The study, by Paul Chan, M.D., F.A.C.C., and others, found that compliance on ACC/AHA/PCPI performance measures in the three areas ranged as low as 13.3% (for CAD patients screened for diabetes mellitus) to as high as 96.7% (for heart failure patients with blood pressure assessment). The study looked at data from 27 practices and 14,464 patients, for a total of 18,021 clinical visits, enrolled in the PINNACLE Registry between July 2008 and June 2009.
Clearly, these results are mixed. While the nearly 100% adherence to some of the performance measures is fantastic, the lower adherence levels show areas where improvement is necessary. The authors take a “half-glass full” approach to the results:
... [W]hile rates were suboptimal for a number of performance measures, these results identify opportunities for future improvement and provide a valuable benchmark with which progress can be measured.
In addition, the authors note that there were “no substantial racial or sex differences in compliance rates for key performance measures for” CAD, HF and AF.
The PINNACLE Registry, the first outpatient registry to successfully measure performance in the cardiovascular setting, was created for studies like this one.

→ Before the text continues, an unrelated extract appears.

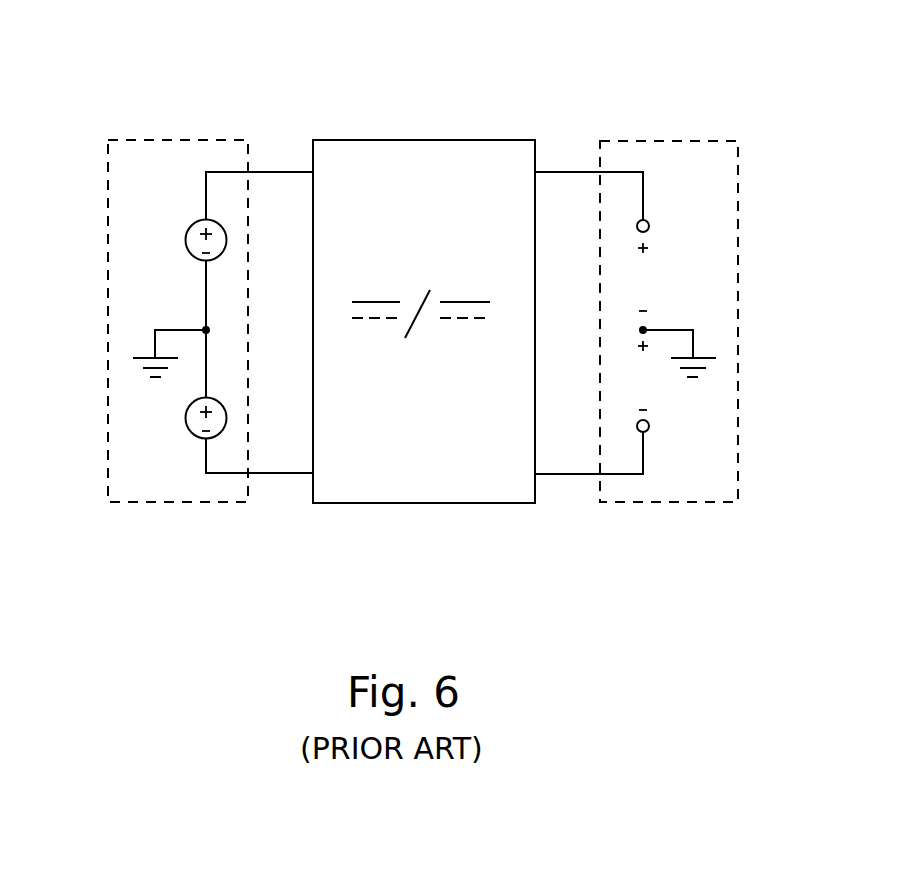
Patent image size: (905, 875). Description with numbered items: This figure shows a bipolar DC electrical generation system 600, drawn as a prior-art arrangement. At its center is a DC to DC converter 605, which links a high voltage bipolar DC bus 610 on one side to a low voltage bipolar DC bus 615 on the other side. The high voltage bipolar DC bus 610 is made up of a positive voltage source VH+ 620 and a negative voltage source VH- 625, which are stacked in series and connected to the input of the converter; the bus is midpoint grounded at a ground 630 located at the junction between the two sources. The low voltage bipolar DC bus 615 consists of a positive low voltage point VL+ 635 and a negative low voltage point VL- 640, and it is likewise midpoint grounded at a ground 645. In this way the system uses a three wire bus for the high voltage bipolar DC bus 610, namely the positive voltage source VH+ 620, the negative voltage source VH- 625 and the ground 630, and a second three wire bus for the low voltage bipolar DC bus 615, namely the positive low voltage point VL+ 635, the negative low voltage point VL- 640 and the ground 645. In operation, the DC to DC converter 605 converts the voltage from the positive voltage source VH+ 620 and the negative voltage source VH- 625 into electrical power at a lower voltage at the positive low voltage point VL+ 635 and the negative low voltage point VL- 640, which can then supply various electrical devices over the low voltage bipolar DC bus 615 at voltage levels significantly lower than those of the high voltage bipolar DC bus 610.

Because we’ve never attempted to measure the quality of care provided in the outpatient setting, we have no idea how good, bad or variable it is. While we might not be completely encouraged by the findings of the study, at least now we know the areas we need to work on.
Challenges Ahead
In an accompanying editorial in JACC, Sunil Rao, M.D., F.A.C.C., admonishes:
“The PINNACLE program serves as a reminder that clinical care does not occur in
snapshots; it is longitudinal, interrelated, and spans across specialties and
diagnoses.”
Challenges exist not only in ensuring the high-quality longitudinal application of evidence-based care but also for the seamless development of PINNACLE to enhance ease of use to assess and improve quality of care. This ambitious effort of the ACC involves the harnessing of the power of IT and informatics so that all electronic medical record vendors are “cross-platform compatible” to have work flow data entry following clinical processes and ensuring data is “auto-populated” so there is no human duplicate data entry across different systems.
The future vision of PINNACLE includes embedding decision support tools using ACC’s appropriate use criteria so that we will be able to not only ensure quality of care but enhance appropriateness in minimizing needless and non-productive testing. This will be necessary to truly “bend the cost curve of health care.”